Elara let out a short, sharp laugh. She quickly covered her mouth, but her eyes were dancing.

"Well," Valerius scoffed, waving his hand dismissively. "If you're so eager to wallow in filth, be my guest. Get him out of my sight. He smells better than he will in an hour."

"Come," Elara commanded, stepping forward. "I'll show you to the hatch. I want to see you go in."

Drake nodded to the Captain and followed the girl out.

They walked in silence down the companionway, descending deck after deck. The air grew hotter, thicker, and more stagnant. 

They reached the lowest deck, the orlop. It was dim here, lit only by a few sputtering tallow candles. A heavy iron grate in the floor marked the entrance to the hell below.

Elara stopped at the edge of the grate. She looked at Drake, her face serious.

"My father thinks you're a joke," she said softly. "He thinks you'll run back to your mother in a week."

Drake knelt by the grate. He peered into the black water sloshing below. He could hear the squeaking of rats.

"Your father looks at the sails, Lady Elara," Drake said, looking up at her.

"He forgets that trees die from the roots up."

He lifted the heavy iron grate with a grunt of effort.

"Why?" Elara asked, her mask of arrogance slipping just a fraction. "Why accept it?"

Drake swung his legs into the hole. He paused, his head level with her patent leather shoes.

He gave her a smile that didn't reach his eyes.

"Because, Elara," he said, using her name without the title, "down here, nobody watches. And I have work to do."

He dropped into the darkness.

"You're weird," Elara whispered to the empty grate. She stood there for a long moment, listening to the sloshing water, before turning on her heel and marching back to the light.

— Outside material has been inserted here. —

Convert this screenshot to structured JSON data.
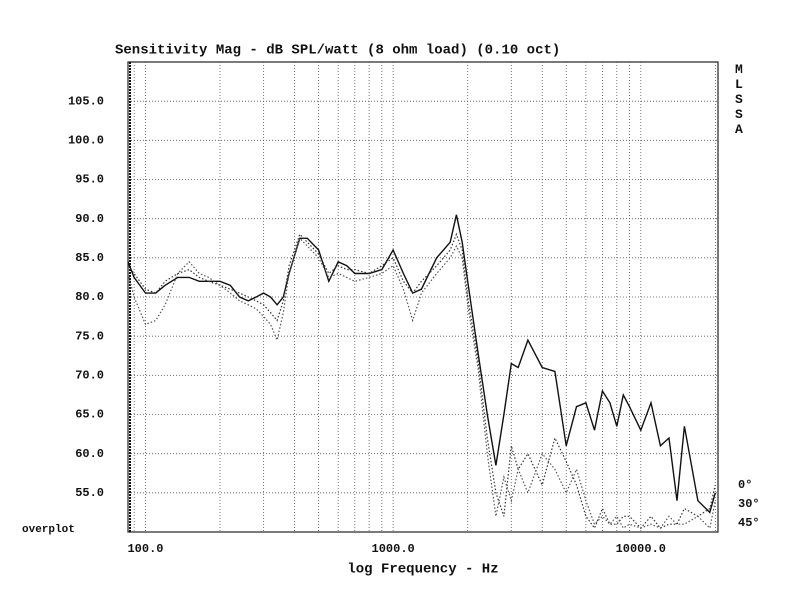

Down in the dark, knee-deep in lukewarm slime, Drake waited until her footsteps faded.

He reached into his shirt and pulled out the small, stolen pouch of tools he had smuggled aboard.

A chisel. A hammer. A coil of copper wire.

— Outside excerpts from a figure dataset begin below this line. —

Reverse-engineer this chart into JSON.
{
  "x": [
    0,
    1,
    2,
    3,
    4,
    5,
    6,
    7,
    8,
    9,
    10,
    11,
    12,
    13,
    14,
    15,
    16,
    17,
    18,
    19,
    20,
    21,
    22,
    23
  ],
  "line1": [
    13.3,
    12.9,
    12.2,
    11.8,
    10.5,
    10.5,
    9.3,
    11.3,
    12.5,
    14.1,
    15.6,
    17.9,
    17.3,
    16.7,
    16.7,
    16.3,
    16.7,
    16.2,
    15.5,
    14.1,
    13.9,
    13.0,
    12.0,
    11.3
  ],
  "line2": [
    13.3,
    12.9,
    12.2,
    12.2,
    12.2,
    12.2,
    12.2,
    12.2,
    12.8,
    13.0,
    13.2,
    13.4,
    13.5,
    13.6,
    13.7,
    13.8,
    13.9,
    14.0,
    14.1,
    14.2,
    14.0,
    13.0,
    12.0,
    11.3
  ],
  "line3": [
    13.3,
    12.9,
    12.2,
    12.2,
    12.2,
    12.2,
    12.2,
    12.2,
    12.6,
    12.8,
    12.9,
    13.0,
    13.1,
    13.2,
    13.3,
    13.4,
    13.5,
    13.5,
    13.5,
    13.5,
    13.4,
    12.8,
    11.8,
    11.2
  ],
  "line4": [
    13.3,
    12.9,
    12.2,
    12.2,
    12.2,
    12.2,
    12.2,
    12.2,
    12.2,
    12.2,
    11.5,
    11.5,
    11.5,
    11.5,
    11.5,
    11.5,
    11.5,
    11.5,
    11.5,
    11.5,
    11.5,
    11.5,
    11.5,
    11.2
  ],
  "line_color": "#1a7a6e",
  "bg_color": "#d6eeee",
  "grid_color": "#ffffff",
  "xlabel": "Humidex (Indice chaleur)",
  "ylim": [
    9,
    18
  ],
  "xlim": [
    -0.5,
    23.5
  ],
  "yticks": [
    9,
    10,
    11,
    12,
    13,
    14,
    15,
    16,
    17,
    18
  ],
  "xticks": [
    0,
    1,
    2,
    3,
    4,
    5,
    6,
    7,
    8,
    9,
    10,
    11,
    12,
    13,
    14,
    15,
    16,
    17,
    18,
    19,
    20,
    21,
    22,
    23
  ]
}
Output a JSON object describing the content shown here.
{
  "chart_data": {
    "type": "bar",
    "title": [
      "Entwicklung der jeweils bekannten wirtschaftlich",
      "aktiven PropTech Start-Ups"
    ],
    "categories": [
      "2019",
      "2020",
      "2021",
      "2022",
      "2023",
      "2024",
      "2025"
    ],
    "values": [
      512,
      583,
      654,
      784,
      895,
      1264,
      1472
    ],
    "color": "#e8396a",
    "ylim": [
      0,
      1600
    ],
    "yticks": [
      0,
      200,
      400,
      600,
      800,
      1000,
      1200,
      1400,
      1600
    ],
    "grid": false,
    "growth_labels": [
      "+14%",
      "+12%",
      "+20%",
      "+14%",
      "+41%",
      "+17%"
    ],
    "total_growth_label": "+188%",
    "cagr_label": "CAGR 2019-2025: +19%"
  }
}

He lit a small piece of chemically treated driftwood he kept in his pocket... a trick he'd invented back on the Black Gull. It burned with a low, blue smokeless flame.

The light revealed the underbelly of the beast.

"Rot," he whispered, running a hand over the main keel beam. 

He patted the wood affectionately.

"Don't worry, old girl," the former Navy engineer murmured to the ship. "I'm not going to fix you. I'm going to own you."